Spark Job Submission To Kubernetes Cluster
The spark-client
snap contains the Apache Spark spark-submit
utility for Kubernetes distribution.
Pre-requisites
Before being able to use the spark-submit
utility, make sure that you have a service account available. Note that for running applications as outlined in the following guide, you DON’T need to have administrative rights on the kubernetes cluster. The service account created by an administrator (more details on the functionalities here) already provides the minimal set of permission to run Spark jobs on the associated namespace on K8s.
Validating Setup with an Example Spark Job
In order to test the validity of your setup, we can launch the Pi example bundled with Apache Spark:
SPARK_EXAMPLES_JAR_NAME='spark-examples_2.12-3.4.1.jar'
spark-client.spark-submit \
--deploy-mode cluster \
--class org.apache.spark.examples.SparkPi \
local:///opt/spark/examples/jars/$SPARK_EXAMPLES_JAR_NAME 100
Note In case executor pods fail to schedule due to insufficient CPU resources (either locally or in CI/CD pipelines), issue fractional CPU requests.

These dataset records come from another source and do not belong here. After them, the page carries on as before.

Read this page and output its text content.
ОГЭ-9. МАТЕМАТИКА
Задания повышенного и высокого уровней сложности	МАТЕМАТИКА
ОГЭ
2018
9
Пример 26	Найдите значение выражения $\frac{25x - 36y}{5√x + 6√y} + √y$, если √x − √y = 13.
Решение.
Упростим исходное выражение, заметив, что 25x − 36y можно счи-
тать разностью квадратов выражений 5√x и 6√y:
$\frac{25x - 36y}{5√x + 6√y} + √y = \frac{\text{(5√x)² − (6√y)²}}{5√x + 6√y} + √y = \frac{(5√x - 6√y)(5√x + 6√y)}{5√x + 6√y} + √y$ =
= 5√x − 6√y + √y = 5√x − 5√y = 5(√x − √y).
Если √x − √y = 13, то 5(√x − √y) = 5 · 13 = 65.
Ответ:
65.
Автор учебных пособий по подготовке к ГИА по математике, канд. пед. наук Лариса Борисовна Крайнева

The command above is using the default (spark
) user. Following the example from the previous chapter, the command has two more parameters (--username
, --namespace
)… However since we’ve already set the same deploy-mode
defaults for the user, that parameter can be skipped.
Such as:
spark-client.spark-submit \
--username demouser \
--namespace demonamespace \
--class org.apache.spark.examples.SparkPi \
local:///opt/spark/examples/jars/$SPARK_EXAMPLES_JAR_NAME 100
In case you’d like to monitor your submission, you could easily do it on the level of K8 pods. Typically:
$ kubectl get pod
org-apache-spark-examples-sparkpi-bd526f87e1deb586-driver 0/1 Completed 0 18h
spark-pi-32f7f187e5c9ea7f-exec-3 0/1 Terminating 0 2m8s
$ kubectl logs -f org-apache-spark-examples-sparkpi-bd526f87e1deb586-driver
Adding Big Data to the mix
It’s time to test out with a real big data workload. Here we assume that
- the input data is placed in S3
- the code i.e. python script is also placed in S3 and reads from the provided input location.
- the destination directory for output is also in S3
To launch the Spark job in this scenario, make sure the S3 access related information is available to you. Then execute the following commands.
APP_NAME='my-pyspark-app'
NUM_INSTANCES=5
NAMESPACE=<namespace for your spark K8s service account>
K8S_SERVICE_ACCOUNT_FOR_SPARK=<your spark K8s service account>
S3_ACCESS_KEY=<your s3 access key>
S3_SECRET_KEY=<your s3 secret key>
S3A_CREDENTIALS_PROVIDER_CLASS=org.apache.hadoop.fs.s3a.SimpleAWSCredentialsProvider
S3A_ENDPOINT=<your s3 endpoint>
S3A_SSL_ENABLED=false
S3_PATH_FOR_CODE_PY_FILE=</path/to/your/python_script_in_S3.py>
spark-client.spark-submit --deploy-mode cluster --name $APP_NAME \
--conf spark.executor.instances=$NUM_INSTANCES \
--conf spark.kubernetes.namespace=$NAMESPACE \
--conf spark.kubernetes.authenticate.driver.serviceAccountName=$K8S_SERVICE_ACCOUNT_FOR_SPARK \
--conf spark.hadoop.fs.s3a.access.key=$S3_ACCESS_KEY \
--conf spark.hadoop.fs.s3a.secret.key=$S3_SECRET_KEY \
--conf spark.hadoop.fs.s3a.aws.credentials.provider=$S3A_CREDENTIALS_PROVIDER_CLASS \
--conf spark.hadoop.fs.s3a.endpoint=$S3A_ENDPOINT \
--conf spark.hadoop.fs.s3a.connection.ssl.enabled=$S3A_SSL_ENABLED \
--conf spark.hadoop.fs.s3a.path.style.access=true \
$S3_PATH_FOR_CODE_PY_FILE
Such configuration parameters can be provided via a spark-defaults.conf
config file placed as described here.
- Either setting SPARK_HOME and placing the config as
$SPARK_HOME/conf/spark-defaults.conf
. Or - Overriding SPARK_CONFS and placing the config as
$SPARK_CONFS/spark-defaults.conf
For example, with a spark-defaults.conf
as provided below for reference, we can make the submit command much simpler.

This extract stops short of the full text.